IRISH TIMES: Art in Focus

featuring Eamon Colman's 'Moorhen Call from the Smell of the Pond'

Art in Focus

Moorhen Call from the Smell of the Pond, it Seems to Furrow the Smooth Surface of Silence by Eamon Colman

What is it?

Moorhen Call from the Smell of the Pond, it Seems to Furrow the Smooth Surface of Silence, a painting by Eamon Colman.

 

How was it done?

It was painted with oil and other media on Japanese paper.

 

Where can I see it?

It is included in The Width of Yourself, Colman’s current exhibition at Solomon Fine Art (Balfe Street Dublin, until Feb 29th, solomonfineart.ie).Is it a typical work by the artist?Not quite, perhaps. Colman built his reputation and following as a painter of works that combine an evident delight in the lively play of colour and form with allusions to mythic or magical narratives. There was, in a great deal of his work, usually an interplay between the landscape per se and the inner, imaginative landscape. To some extent Colman set out to substantiate these realms of the imagination through his travels, spending time in India, some of the southern regions of the United States and, closer to home but equally spectacular, the Kerry coast. He mentioned Bruce Chatwin’s Songlines as an exemplary attempt to gain a sense of the landscape as written into the lives and imaginations of people.

 

Colman’s father was the painter Seámus Ó Colmáin. Rather than following directly in his footsteps, the son found his own artistic path. After what he recalls as a bruising time with the Christian Brothers, his parents switched him to infinitely more encouraging environment of The Dalton, a Jewish school in Rathmines, followed by a Protestant school, but his parents decided not to encourage him to pursue a third-level education.

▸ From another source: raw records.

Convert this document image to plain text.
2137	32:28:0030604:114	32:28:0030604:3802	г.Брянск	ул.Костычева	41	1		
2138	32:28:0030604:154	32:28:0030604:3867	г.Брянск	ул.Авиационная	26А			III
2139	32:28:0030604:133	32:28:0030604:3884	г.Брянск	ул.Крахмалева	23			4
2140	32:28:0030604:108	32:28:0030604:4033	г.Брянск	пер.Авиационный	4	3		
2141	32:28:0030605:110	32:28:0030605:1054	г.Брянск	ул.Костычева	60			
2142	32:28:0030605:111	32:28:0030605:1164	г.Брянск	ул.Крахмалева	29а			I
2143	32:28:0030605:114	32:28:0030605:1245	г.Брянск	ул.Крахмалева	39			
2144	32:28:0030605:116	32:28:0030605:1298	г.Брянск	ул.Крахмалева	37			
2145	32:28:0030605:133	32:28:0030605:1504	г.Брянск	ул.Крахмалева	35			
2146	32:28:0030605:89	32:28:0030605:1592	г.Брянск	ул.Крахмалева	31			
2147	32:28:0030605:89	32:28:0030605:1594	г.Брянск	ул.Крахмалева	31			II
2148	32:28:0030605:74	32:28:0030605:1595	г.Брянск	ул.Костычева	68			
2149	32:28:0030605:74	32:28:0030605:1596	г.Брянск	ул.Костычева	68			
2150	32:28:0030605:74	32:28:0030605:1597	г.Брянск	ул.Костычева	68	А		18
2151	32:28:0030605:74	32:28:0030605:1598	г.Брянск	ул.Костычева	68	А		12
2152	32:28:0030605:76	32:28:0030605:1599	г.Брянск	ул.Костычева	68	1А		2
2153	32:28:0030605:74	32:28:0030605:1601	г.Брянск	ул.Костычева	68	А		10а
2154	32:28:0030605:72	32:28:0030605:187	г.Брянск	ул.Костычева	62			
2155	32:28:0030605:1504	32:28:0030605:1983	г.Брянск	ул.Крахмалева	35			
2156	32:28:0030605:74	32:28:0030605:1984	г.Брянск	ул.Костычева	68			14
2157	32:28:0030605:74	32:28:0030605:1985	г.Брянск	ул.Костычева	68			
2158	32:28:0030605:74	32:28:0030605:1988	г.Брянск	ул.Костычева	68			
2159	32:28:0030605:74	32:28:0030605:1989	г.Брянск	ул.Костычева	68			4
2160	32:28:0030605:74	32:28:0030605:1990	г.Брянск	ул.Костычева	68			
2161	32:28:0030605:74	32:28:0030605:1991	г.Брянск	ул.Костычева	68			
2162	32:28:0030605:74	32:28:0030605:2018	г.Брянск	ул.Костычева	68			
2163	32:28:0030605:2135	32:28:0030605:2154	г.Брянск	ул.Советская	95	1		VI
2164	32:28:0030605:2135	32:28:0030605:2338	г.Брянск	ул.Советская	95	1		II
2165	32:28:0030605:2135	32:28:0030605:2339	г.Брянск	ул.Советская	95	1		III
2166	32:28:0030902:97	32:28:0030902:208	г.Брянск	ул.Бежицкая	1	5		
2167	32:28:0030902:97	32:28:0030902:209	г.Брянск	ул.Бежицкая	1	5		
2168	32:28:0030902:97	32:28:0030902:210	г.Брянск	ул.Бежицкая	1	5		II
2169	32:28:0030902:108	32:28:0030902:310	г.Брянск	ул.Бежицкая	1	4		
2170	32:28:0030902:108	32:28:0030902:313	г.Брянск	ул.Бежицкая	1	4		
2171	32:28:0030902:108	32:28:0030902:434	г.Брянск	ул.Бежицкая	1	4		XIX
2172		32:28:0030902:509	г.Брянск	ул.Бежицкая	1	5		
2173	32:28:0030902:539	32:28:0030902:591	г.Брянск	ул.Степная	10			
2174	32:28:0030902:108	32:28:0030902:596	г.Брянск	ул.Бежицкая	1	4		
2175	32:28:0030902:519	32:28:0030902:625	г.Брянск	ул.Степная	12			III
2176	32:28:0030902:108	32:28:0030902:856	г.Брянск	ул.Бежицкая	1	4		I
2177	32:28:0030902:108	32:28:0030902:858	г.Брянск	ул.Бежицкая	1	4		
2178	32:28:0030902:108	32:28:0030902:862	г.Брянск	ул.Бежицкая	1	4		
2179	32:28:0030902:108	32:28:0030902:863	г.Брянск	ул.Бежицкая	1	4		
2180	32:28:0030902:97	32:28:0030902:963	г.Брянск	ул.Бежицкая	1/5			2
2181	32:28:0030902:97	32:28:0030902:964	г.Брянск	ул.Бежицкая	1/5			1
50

He worked as a labourer, travelled in Europe, apprenticed and studied landscape gardening, took night classes at NCAD. All the time he was gravitating towards painting, bringing to even his early work the instincts of a storyteller, including references to Celtic mythology. As Iain Biggs notes in his thoughtful, wide-ranging introduction to The Width of Yourself, a significant shift occurred in Colman’s work around 2016-2017, when he began to tone down the colour. Not just the colour, in fact – he also reassessed form, beginning to use a cancelling gesture, applying opaque bands of paint.

 

For those who warmed to the exuberant brightness of his previous work, the transition may be disconcerting, but there’s no question but that the recent work, more inward and less performative, reflects greater artistic maturity. Biggs links that to the artist’s increasing awareness of environmental realities, living as he does in a rural setting. Certainly, as the new paintings indicate, he is closely aware of the temper of the climate on micro and macro levels. As the extensive titles suggest, he has not discarded the storytelling urge, but the stories he tells here are more rooted in the daily encounters with the living landscape, and less concerned with a mythic dimension that is, with climate change, coming increasingly under threat with inexorable environmental destruction.